This was an action of replevin for certain, goods and chattels claimed by plaintiffs below, Pierce and Thomas, under a sale to them by Gr. J. Thomas, and held by the defendant below, as sheriff of said county, under certain writs of attachment issued by the creditors of said Gr. J. Thomas. The action was commenced before a justice of the peace of said county, and judgment rendered therein against plaintiff in error, from which *251lie appealed to the county court of said county, where the action was tried to a jury, and a verdict found for defendants in error for the sum of $365. A motion for a new trial was filed by defendant below, and overruled by the court, and judgment rendered upon the verdict for the whole amount found by the jury, to which defendant excepted, and comes to this court. No written pleadings, save the affidavit in replevin, were filed in the justice’s court, or the county court. By the transcript sent up from the justice’s court to the county court it appears that no claim was made by the plaintiffs below for any special damages growing out of the detention of the goods by the defendant; but the value of the property was stated to be $265. In the county court, so far as we can ascertain by anything before us in the record, no claim for special damages was made.

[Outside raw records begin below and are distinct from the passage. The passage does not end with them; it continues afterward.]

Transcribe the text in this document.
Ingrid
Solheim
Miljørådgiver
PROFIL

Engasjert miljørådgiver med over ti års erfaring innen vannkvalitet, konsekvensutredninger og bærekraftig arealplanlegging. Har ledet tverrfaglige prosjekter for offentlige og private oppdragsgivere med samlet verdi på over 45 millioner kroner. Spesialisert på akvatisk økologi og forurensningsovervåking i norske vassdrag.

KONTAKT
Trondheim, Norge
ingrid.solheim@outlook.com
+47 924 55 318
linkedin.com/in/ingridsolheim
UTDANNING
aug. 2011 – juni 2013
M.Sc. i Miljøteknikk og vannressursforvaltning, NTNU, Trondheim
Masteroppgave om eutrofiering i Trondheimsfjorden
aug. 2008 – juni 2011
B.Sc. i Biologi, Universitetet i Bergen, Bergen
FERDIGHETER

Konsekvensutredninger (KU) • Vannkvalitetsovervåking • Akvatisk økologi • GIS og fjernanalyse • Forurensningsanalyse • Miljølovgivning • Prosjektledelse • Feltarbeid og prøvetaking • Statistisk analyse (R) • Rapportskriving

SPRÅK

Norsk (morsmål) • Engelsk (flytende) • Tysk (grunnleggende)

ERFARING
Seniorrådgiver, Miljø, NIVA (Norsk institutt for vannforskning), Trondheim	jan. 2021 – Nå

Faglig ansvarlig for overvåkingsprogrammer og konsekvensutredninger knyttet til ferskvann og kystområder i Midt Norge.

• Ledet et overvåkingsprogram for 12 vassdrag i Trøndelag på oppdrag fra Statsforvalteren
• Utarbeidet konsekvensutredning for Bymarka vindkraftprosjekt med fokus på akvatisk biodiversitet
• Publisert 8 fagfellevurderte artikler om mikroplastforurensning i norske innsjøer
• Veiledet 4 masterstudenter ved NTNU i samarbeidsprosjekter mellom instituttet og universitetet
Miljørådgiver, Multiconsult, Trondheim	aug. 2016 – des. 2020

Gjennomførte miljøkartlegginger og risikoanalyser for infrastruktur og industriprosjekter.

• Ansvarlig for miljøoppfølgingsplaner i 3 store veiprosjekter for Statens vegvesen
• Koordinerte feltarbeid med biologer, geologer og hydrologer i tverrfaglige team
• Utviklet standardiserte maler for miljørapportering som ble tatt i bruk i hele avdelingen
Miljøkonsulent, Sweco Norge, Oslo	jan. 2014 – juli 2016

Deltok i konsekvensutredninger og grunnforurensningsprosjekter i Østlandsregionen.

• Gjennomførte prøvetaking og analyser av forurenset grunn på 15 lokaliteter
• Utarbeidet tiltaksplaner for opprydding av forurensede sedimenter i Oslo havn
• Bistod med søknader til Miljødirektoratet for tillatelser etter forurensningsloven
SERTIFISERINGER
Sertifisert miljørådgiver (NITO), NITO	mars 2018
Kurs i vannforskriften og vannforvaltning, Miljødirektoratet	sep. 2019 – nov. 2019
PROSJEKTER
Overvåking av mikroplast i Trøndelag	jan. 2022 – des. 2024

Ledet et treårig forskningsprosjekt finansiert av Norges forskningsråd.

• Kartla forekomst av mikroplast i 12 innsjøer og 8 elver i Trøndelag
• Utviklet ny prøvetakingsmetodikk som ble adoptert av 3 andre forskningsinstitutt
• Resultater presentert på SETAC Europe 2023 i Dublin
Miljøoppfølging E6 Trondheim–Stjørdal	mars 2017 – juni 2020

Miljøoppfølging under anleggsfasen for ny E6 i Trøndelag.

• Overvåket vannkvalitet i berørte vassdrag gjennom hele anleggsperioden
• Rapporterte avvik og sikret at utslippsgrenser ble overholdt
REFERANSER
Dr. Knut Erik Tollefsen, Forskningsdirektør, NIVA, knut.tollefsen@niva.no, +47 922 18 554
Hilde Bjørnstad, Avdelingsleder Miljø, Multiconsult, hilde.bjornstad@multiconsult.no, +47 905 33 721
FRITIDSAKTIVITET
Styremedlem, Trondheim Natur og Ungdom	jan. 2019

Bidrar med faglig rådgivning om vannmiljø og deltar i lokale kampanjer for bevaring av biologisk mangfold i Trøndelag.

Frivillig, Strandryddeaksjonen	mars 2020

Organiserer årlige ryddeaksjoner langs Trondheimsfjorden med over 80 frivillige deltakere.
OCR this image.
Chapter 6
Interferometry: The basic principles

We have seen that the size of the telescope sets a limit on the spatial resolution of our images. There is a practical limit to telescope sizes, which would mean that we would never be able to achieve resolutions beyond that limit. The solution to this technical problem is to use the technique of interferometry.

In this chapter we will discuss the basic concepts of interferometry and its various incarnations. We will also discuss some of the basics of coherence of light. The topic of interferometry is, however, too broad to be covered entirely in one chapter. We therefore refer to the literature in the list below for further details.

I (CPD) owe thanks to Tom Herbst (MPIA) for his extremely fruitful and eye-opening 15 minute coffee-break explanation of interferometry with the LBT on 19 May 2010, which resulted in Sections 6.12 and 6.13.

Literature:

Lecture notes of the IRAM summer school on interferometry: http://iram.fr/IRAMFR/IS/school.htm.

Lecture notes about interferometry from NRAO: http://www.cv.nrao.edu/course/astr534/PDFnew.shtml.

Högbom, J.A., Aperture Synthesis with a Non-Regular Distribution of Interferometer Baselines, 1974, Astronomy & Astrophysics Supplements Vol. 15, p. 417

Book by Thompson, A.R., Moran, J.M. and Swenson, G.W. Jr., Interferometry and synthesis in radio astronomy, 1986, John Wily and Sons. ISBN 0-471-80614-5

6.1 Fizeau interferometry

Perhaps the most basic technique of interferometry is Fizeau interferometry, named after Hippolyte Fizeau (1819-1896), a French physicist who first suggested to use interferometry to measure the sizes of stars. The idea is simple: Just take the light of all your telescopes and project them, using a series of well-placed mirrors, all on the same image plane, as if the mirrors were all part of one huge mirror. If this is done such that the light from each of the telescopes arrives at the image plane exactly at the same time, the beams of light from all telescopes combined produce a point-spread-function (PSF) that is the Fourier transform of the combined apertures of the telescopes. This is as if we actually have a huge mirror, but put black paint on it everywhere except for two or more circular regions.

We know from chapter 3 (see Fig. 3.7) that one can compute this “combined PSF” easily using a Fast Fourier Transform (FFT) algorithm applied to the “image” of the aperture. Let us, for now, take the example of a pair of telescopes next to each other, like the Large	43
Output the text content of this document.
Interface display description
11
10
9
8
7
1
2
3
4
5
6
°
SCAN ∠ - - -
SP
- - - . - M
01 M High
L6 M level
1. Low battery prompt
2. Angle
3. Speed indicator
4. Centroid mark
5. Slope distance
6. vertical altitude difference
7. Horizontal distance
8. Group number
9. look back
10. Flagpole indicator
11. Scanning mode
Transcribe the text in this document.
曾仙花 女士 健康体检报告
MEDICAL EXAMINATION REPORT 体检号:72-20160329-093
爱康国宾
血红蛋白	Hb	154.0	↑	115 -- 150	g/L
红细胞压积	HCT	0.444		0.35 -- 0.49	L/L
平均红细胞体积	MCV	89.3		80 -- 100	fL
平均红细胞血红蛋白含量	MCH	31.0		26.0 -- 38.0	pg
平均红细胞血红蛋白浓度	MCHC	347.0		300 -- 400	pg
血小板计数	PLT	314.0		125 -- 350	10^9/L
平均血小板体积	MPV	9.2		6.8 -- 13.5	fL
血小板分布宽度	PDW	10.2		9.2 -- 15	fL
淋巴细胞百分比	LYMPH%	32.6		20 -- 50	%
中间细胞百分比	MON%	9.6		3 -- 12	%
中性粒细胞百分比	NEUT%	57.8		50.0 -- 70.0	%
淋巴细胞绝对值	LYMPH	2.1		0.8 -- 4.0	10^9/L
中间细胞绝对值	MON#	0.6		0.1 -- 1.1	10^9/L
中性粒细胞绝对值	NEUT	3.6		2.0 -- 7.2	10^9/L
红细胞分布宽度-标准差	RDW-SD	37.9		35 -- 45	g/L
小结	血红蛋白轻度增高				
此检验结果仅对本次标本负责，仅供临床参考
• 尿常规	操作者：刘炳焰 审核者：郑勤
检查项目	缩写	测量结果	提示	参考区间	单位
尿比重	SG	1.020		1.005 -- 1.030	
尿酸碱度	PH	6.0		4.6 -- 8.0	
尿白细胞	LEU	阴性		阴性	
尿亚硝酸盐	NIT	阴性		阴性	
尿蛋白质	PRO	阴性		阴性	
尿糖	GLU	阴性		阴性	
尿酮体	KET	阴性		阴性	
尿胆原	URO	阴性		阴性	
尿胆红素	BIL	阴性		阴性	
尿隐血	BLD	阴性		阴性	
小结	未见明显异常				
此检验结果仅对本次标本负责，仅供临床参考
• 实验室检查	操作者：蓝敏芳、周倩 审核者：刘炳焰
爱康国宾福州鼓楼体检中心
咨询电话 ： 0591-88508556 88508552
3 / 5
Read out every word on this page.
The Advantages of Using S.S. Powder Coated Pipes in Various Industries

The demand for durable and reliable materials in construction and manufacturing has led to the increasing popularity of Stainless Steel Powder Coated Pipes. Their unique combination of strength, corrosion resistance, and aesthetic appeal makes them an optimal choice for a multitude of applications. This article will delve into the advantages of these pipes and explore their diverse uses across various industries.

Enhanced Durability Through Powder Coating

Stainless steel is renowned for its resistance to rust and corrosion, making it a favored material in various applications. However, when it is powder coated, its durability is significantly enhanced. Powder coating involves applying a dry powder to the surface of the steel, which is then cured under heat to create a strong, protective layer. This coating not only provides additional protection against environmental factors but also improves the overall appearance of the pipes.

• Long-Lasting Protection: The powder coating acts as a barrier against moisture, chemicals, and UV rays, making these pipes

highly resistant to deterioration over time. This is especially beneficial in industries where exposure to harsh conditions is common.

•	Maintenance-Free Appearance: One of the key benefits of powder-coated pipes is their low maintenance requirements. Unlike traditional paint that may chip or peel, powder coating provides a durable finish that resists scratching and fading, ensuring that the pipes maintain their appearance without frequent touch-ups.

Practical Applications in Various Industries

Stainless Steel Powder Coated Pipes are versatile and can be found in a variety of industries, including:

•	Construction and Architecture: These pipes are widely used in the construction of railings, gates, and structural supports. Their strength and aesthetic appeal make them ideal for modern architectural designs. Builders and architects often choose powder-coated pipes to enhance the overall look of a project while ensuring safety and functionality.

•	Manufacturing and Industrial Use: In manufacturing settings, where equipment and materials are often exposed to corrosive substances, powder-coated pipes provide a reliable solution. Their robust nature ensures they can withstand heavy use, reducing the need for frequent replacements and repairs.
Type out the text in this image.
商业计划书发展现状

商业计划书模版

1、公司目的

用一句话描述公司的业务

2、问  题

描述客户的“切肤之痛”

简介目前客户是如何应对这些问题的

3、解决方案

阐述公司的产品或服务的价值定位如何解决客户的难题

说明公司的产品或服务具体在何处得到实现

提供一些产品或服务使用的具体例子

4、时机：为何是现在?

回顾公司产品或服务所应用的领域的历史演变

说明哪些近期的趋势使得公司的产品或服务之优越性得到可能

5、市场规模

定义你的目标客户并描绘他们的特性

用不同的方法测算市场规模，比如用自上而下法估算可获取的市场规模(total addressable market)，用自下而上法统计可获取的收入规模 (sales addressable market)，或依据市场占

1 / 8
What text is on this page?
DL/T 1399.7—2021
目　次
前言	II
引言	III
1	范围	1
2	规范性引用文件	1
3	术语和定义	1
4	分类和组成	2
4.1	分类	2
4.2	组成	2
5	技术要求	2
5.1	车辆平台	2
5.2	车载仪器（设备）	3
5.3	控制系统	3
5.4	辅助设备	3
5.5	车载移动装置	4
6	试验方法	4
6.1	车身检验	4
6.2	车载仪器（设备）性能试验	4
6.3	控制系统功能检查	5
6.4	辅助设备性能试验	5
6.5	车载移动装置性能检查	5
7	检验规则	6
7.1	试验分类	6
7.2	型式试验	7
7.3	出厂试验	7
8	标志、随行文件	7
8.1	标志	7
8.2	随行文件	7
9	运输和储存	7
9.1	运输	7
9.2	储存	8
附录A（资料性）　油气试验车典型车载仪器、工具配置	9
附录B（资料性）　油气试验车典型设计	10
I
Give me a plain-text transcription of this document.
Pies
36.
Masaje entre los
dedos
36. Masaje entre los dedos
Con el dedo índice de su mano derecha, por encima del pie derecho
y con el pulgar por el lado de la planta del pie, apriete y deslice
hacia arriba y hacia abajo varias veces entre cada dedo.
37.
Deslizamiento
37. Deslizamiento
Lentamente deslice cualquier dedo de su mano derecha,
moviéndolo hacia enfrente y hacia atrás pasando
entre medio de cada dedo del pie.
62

The county judge refused to sign and seal the bill of exceptions presented by defendants’ counsel, so far as the same purported to set forth the evidence given on the. trial, but signed and sealed what purports to and is intended to, be a bill of exceptions, so far as to show the instructions given to the jury by the court. Upon the refusal of the county judge to sign the bill of exceptions, as aforesaid, defendant endeavored to avail himself of the provisions of the Code of Civil Procedure, section 195, which authorizes a party, upon the refusal of the judge to sign the bill of exceptions, to procure the affidavits of “ two or more attorneys of the court, or other persons who were present at the trial,” to make affidavit of the truth of the facts set forth in the bill of exceptions. In this endeavor defendant failed. The statute evidently requires that the “ two or more attorneys of the court ” should be those who had no participation in, or connection with, the case in which their affidavits are sought. Simon v. Weigel, 10 Iowa, 505; St. John v. Wallace, 25 Iowa, 21. In this instance the two attorneys who made these affidavits were the two who conducted the case be*252fore the county court, and who are in this court prosecuting this writ of error.
Plaintiff in error also has filed in this court the affidavit of one Bradford, who was then under-sheriff of said San Juan county. It being seen that the affidavits of the two attorneys alluded to are not sufficient, is the affidavit of one “other person” sufficient? We think not, for the reason that the statute uses the term “other persons,” which is in its plain meaning plural; and because, if two or more attorneys of the court ate required in such case, there can be no reason why at least two “ other persons ” should not be necessary.
As to the first assignment, that the court erred in not dismissing the cause for the reason that the justice of the peace had no jurisdiction of the matter, we think the point is well taken. The trial-was had before the justice of the peace on the 30th day of May, and in the county court on the 13th day of June following. Before the justice of the peace, the plaintiffs recovered $265, and on the trial in the county court, about two weeks later, they recovered $365. Upon the coming in of the verdict, which was $65 beyond the jurisdiction of the justice, and upon failure of the plaintiffs to remit this excess of $65, the court should have dismissed the suit.
The judgment should be reversed and a new trial granted.
Per Curiam.For the reasons assigned in the foregoing opinion the judgment is reversed and the cause remanded.